Data centers are struggling to shed their ever growing heat loads. They are coming up with more and more creative ways to manage energy use, to interact with building air conditioning, to somehow solve the huge load they place on all the resources of a building. I think that some of the proposals out there right now will sound like steam punk in ten years.
Steam Punk is a genre of science fiction that deals with alternate histories constructed around some small change in discovery preserving a now outmoded technology. What if that small note that was discarded as improbable had been recognized, and developed? What if the Greeks had recognized that their steam toys could do work, and thereby been able to defeat the Romans? What if Archimedes had come up with some of his many inventions at any time other than the siege of Syracuse, launching an early industrial revolution? What if the Chinese had dedicate military explosions to ballistics rather than pyrotechnic shock and awe?

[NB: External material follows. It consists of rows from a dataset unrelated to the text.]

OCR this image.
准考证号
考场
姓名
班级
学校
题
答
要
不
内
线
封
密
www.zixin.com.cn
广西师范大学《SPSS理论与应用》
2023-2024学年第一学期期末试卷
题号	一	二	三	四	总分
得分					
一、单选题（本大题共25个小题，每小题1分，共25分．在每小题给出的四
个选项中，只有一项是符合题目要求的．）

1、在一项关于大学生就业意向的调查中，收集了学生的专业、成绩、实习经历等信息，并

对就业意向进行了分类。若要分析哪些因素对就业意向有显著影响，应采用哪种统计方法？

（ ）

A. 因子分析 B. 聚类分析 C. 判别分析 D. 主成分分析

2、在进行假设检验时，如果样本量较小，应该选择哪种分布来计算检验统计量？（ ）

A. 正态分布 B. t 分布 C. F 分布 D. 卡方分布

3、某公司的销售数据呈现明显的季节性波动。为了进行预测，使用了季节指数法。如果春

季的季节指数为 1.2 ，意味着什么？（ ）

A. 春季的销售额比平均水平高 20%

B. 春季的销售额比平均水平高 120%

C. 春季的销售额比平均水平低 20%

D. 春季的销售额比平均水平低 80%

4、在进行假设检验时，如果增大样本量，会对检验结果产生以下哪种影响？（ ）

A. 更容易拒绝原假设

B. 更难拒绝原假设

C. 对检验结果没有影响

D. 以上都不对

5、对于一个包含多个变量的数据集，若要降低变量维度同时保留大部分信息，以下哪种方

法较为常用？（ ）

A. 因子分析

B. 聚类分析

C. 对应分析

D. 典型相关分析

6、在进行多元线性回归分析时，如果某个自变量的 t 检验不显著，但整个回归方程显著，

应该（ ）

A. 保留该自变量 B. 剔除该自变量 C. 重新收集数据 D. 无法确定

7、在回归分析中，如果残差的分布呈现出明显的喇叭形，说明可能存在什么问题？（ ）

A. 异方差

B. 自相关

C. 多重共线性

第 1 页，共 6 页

The most popular forms of steam punk present neo-Victorian or neo-Edwardian realities. What if Ada Lovelace’s working computers had been translated into working production system after a chance meeting with James Watt? What if the French had developed the Jacquard loom into an alternate computing engine? What if the Napoleonic wars were thereafter fought using steam-driven military computers as steam-engines drive military dirigibles through the skies?
Zero Net Energy buildings are up and coming. The common core the Zero Net Energy buildings is local storage and conversion of energy. Night-time energy prices are stored in ice for daytime use. Daytime solar energy uses molten salt to buffer electrical generation. Perhaps windmills will pump water to roof-top cisterns for emergency electrical generation. Energy storage and conversion are central to every strategy for near-grid buildings.
The astonishing heat of the data center is an energy source that should be tapped, not dissipated. Data centers can heat office space in winter. If we concentrate rather than diffuse machine heat, we can cool office space, in part, using absorption chillers drive by heat. Domestic hot water could cost the landlord the same as cold water. Shedding heat load simply makes no sense in the zero net energy building.
If a landlord can get a data center paying rent in the basement, while harvesting the heat load to drive building operations, then he is doubly rewarded. The technology is rather straight forward. Understanding the tenant contracts and incentives is something else.
The data center can be the steam plant of tomorrow. Their heat is a resource to be harvested. This will make many of the careful technologies of The Green Grid seem almost quaint. Like the technologies of steam punk.